Gasping for breath, her vision blacking in and out, Eliana at last understood what she was seeing. Time slowed, an endless push and pull between the life she had known and the life she would now lead.
There were Dani, and her three boys, and Ester. Darby, Oraia. Patrik.
They had followed her light to the pier, ready to join her, desperate for the ship that would bear them away to safety. Remy would be somewhere among them.
And now they were being slaughtered.
Each one of them fought desperately to the last—Dani, shielding Ester with her body. Patrik, charging at Simon with a roar. And each one of them fell. Ten. Twenty. Thirty. Red Crown soldiers who had helped plan her escape, who had fought through the city to protect her for as long as possible. Some ran, making a break for the broader beach. Angelic arrows caught them in the back. Any who slipped past the angels’ line of fire were picked off by Simon’s efficient gunfire.
And Jessamyn kept on, kicking Eliana in the ribs, in the stomach, yelling furiously over her head. Words Eliana didn’t understand, and one word, over and over: Varos.
Her vision tilting, Eliana called out Remy’s name. Vainly, she searched for him in the darkness. She tried reaching for her power, but it was like trying to navigate the froth of a nightmare. Her mind wouldn’t focus, shattered by pain. She shouted for Remy, screamed for Simon to stop.
Then swift footsteps crossed to her. She heard the meaty slap of a fist against flesh, and Jessamyn’s abuse abruptly ended. Her head spinning, her lips hot with blood, Eliana lay there half-alive, listening to Simon utter something in furious, rapid Lissar.
Jessamyn fell to her knees before him. She whispered a few reverent words. An apology?
Eliana reached out blindly, her arms trembling. She tried weakly to summon her power. But Simon had been right. She wasn’t entirely recovered from fighting Rielle.
And now, after her flight across the beach, her head pounding from the fall of Jessamyn’s fists, she could barely make her castings spark.

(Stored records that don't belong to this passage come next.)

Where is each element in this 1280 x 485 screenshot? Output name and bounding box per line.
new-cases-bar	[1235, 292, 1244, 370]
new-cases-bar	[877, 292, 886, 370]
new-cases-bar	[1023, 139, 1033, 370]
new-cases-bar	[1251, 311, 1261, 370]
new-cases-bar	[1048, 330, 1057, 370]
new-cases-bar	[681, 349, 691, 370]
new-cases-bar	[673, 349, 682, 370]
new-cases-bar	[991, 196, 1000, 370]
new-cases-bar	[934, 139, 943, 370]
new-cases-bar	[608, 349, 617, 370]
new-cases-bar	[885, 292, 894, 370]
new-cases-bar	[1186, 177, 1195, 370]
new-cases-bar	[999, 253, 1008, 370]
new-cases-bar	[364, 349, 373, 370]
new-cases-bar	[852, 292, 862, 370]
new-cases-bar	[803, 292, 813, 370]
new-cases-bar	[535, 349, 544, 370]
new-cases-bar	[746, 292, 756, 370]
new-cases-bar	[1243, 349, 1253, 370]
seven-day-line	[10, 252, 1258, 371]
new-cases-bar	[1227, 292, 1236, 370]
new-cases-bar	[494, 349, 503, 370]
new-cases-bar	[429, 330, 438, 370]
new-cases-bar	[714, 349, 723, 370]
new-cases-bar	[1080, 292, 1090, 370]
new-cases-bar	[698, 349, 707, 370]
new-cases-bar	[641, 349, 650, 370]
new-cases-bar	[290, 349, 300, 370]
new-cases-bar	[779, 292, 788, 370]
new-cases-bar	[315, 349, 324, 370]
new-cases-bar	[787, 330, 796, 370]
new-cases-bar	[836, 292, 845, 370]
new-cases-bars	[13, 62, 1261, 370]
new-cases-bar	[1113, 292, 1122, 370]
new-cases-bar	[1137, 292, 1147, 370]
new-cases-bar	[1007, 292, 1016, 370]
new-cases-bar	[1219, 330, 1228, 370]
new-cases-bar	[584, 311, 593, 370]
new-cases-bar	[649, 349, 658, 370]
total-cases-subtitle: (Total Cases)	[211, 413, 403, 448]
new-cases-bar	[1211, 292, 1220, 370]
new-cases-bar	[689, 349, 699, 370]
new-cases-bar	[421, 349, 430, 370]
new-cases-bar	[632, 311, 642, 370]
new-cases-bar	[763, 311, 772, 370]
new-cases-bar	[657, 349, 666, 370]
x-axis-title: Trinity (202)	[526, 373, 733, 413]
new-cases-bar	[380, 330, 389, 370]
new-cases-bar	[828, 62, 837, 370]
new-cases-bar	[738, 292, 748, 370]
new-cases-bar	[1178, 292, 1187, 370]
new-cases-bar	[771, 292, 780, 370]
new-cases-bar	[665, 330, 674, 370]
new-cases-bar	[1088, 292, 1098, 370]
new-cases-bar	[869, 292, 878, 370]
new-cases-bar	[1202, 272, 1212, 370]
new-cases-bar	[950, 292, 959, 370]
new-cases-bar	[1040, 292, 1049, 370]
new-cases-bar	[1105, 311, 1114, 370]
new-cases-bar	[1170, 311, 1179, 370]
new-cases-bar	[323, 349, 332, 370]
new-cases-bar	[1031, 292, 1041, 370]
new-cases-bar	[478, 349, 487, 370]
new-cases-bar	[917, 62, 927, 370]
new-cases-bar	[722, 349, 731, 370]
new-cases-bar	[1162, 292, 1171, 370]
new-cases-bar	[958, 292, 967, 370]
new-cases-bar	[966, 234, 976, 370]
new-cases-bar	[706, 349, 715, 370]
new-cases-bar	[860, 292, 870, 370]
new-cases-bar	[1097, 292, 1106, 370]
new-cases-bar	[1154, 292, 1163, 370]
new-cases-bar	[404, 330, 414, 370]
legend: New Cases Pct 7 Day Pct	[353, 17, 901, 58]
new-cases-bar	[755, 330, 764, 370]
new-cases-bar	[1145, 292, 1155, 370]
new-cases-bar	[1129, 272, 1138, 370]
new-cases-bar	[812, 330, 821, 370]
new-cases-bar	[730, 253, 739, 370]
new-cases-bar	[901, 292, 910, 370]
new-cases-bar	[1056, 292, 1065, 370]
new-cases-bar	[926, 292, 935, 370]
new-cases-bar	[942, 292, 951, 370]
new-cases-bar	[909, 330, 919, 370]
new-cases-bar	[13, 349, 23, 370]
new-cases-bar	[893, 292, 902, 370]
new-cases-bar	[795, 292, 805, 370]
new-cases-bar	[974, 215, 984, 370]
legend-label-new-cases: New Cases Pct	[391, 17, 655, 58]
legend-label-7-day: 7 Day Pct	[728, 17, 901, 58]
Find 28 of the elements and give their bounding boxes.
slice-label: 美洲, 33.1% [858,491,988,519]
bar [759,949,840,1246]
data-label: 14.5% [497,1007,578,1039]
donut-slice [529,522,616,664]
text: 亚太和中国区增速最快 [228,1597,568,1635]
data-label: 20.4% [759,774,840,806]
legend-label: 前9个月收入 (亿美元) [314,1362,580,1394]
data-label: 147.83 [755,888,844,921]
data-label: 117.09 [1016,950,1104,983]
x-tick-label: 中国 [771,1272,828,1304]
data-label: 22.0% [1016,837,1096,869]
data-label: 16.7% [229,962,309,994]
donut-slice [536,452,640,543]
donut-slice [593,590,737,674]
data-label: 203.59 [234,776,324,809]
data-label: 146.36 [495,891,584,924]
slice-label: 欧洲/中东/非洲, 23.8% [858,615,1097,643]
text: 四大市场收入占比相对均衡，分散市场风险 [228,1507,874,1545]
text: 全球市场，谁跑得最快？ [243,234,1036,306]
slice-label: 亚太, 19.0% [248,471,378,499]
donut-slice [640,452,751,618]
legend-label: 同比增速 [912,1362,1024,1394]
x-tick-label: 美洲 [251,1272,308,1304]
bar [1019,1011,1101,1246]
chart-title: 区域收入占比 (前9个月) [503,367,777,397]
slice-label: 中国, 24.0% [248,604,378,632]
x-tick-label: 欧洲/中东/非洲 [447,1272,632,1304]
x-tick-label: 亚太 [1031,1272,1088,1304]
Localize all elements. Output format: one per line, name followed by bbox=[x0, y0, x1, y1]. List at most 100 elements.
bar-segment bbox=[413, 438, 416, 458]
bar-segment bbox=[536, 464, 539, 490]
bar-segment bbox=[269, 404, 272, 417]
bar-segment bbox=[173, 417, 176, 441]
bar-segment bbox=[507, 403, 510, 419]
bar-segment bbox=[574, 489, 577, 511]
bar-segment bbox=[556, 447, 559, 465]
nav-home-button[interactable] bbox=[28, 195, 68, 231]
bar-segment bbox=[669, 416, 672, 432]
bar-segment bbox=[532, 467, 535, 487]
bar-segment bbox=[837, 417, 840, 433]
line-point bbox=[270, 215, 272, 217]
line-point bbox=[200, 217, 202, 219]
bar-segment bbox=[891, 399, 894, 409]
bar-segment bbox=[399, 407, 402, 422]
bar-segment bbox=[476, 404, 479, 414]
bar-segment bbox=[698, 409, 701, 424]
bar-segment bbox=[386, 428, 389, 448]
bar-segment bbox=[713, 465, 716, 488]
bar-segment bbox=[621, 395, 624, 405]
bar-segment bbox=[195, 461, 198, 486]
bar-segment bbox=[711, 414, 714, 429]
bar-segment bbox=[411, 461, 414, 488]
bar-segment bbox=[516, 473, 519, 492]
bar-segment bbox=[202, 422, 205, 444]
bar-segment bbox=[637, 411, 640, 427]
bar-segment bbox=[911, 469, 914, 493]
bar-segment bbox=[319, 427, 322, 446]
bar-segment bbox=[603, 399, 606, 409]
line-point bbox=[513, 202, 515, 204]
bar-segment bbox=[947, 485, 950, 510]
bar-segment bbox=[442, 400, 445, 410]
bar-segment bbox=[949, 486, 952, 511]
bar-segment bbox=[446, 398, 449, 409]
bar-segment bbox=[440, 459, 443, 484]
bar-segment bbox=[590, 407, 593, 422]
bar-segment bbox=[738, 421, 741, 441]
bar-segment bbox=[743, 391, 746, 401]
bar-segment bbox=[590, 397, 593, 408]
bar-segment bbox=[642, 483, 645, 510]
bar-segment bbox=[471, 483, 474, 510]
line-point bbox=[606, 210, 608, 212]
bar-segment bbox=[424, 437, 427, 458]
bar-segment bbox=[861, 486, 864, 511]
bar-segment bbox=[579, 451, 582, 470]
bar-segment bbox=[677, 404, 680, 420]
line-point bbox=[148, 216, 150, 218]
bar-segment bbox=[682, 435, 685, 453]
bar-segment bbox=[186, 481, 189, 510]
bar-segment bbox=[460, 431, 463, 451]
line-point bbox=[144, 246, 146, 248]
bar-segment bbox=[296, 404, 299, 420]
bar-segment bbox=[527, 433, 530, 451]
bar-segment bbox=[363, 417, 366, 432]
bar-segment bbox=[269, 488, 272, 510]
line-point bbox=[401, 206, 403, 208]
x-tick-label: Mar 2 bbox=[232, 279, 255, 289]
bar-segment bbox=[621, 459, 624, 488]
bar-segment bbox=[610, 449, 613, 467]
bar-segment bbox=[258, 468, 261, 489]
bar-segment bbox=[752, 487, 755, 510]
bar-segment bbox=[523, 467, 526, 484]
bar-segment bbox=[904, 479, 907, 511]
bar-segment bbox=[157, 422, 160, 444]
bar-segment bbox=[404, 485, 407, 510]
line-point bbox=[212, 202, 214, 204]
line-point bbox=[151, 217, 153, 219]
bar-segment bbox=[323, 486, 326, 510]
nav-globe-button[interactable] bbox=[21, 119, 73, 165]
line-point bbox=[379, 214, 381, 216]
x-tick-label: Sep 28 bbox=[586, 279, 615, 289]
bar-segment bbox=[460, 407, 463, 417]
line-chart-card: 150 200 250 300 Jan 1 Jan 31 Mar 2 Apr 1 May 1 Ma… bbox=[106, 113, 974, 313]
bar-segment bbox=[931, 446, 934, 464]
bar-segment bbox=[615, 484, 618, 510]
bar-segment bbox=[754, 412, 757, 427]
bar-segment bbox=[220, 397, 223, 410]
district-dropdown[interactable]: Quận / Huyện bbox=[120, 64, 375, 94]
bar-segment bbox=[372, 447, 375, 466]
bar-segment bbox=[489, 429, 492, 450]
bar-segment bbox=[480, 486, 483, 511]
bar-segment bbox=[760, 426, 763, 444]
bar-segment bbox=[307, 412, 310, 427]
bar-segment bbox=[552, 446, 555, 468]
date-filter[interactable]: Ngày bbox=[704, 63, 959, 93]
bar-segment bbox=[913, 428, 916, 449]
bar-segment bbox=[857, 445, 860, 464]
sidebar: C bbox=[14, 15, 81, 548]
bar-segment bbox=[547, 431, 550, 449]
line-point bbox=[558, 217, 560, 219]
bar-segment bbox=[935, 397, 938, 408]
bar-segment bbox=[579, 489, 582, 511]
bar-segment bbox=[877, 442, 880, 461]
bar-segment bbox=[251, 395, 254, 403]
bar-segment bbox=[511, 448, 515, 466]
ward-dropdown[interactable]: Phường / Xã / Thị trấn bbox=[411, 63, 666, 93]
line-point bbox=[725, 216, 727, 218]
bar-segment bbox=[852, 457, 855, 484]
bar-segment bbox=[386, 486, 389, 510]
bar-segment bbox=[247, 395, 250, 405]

And now, Simon had done this. The pier and the water were littered with the corpses of those who had trusted her to save them.
Harkan? She tried to find him once more. She reached for Zahra, her head throbbing. Harkan, where are you?
Someone was lifting her, shoving her to her feet. She decided she would make it more difficult for them to move her and gave into the rising tide of her pain.
53
Harkan
“Papa once told me that, when I lay dying—because someday I will, as will we all—I must not think of the things that frighten me, and I must not think of my pain. I must think of everyone and everything I have ever loved, for if I do that, those thoughts will follow me into death, and that far black place will turn bright and golden, as the world long ago used to be.”